Wir können uns nicht auf die Sicherheitsbehörden verlassen
Dazu gehört, dass alle Organisator:innen, Geldgeber und Teilnehmenden der Konferenz wegen ihres geplanten Angriffs auf die Freiheit und Menschenwürde aller Menschen in Deutschland zu Verantwortung gezogen werden. An dieser Stelle muss auch die Frage nach der Rolle der Sicherheitsbehörden und Geheimdienste gestellt werden. Schließlich ist es ihre Aufgabe, diese Umtriebe zu ahnden und die Öffentlichkeit, oder zumindest die Parlamente, zu warnen.
Stattdessen war es ein gemeinnütziges Autorenkollektiv, welches unter großem persönlichem Aufwand und unter Gefahr für Leib und Leben recherchierte und die Vorgänge öffentlich machte. Dafür danken wir als kurdischer Dachverband mit großem Respekt correctiv.org und allen, die daran mitgewirkt haben.

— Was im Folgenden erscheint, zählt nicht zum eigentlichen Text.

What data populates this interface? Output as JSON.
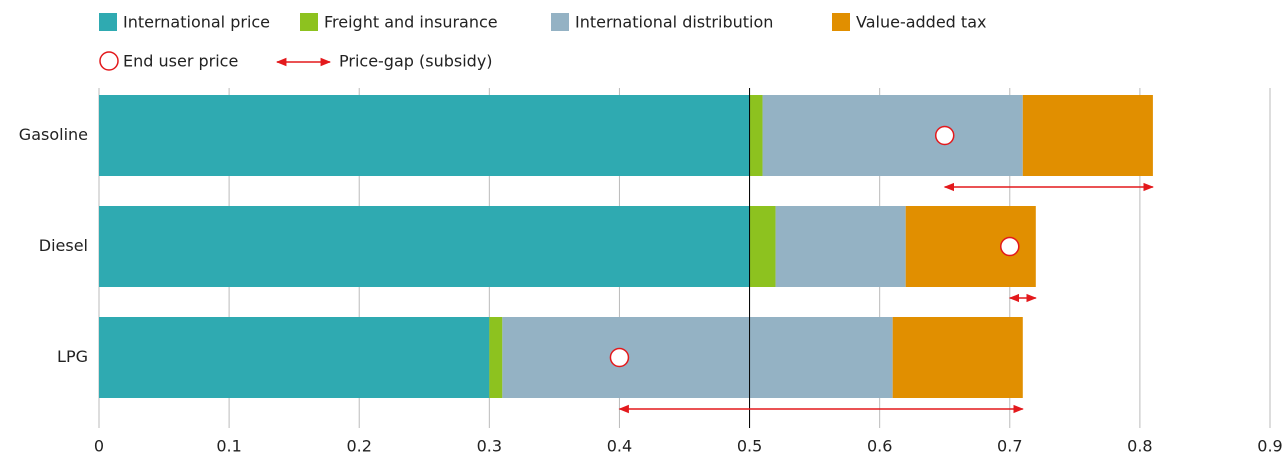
{
  "chart_data": {
    "type": "stacked_bar_horizontal",
    "categories": [
      "Gasoline",
      "Diesel",
      "LPG"
    ],
    "series": [
      {
        "name": "International price",
        "color": "#2faab1",
        "values": [
          0.5,
          0.5,
          0.3
        ]
      },
      {
        "name": "Freight and insurance",
        "color": "#8dc21f",
        "values": [
          0.01,
          0.02,
          0.01
        ]
      },
      {
        "name": "International distribution",
        "color": "#94b2c4",
        "values": [
          0.2,
          0.1,
          0.3
        ]
      },
      {
        "name": "Value-added tax",
        "color": "#e18f00",
        "values": [
          0.1,
          0.1,
          0.1
        ]
      }
    ],
    "end_user_price": {
      "name": "End user price",
      "color": "#e3191c",
      "values": [
        0.65,
        0.7,
        0.4
      ]
    },
    "price_gap": {
      "name": "Price-gap (subsidy)",
      "color": "#e3191c",
      "values": [
        0.16,
        0.02,
        0.31
      ]
    },
    "xlim": [
      0,
      0.9
    ],
    "xticks": [
      0,
      0.1,
      0.2,
      0.3,
      0.4,
      0.5,
      0.6,
      0.7,
      0.8,
      0.9
    ],
    "reference_x": 0.5,
    "grid": true
  }
}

Wir erneuern darum an dieser Stelle unsere Forderung, die wir seit Jahren zusammen mit Menschenrechtsorganisationen, migrantischen Verbänden und zivilgesellschaftlichen Initiativen stellen, nach einer unabhängigen, demokratischen Überwachung der Sicherheitsbehörden sowie die Einsetzung einer Menschenrechtskommission, die die Wahrung der Menschenwürde und die Einhaltung der Menschenrechte in Deutschland für alle hier Lebenden sicherstellt. Zu häufig sind Beweismittel in Verfahren gegen rechtsradikale verschwunden, zu unbehelligt konnte der NSU morden, zu sehr waren Verfassungsschutz und NPD verquickt, zu viele rassistische und antisemitische „Witzchen“ wurden in Polizeichatgruppen gefunden und nicht zuletzt können wir den ehemaligen Präsidenten des Verfassungsschutzes, Hans Georg Maaßen, getrost zu den Feinden der liberalen Demokratie zählen.
Menschenrechte schützen, die Zivilgesellschaft stärken
Eine mögliche Antwort auf die faschistischen Umtriebe wäre der Aufbau lokaler Komitees zur Überwachung und Einhaltung der Menschenrechte. An diesen könnten sich Einzelpersonen und Gruppierungen der Zivilgesellschaft, beispielsweise religiöse Verbände, Menschenrechtsgruppen, Kulturvereine etc. beteiligen. Wir benötigen eine starke und organisierte Zivilgesellschaft, um der faschistischen Bedrohung zu begegnen.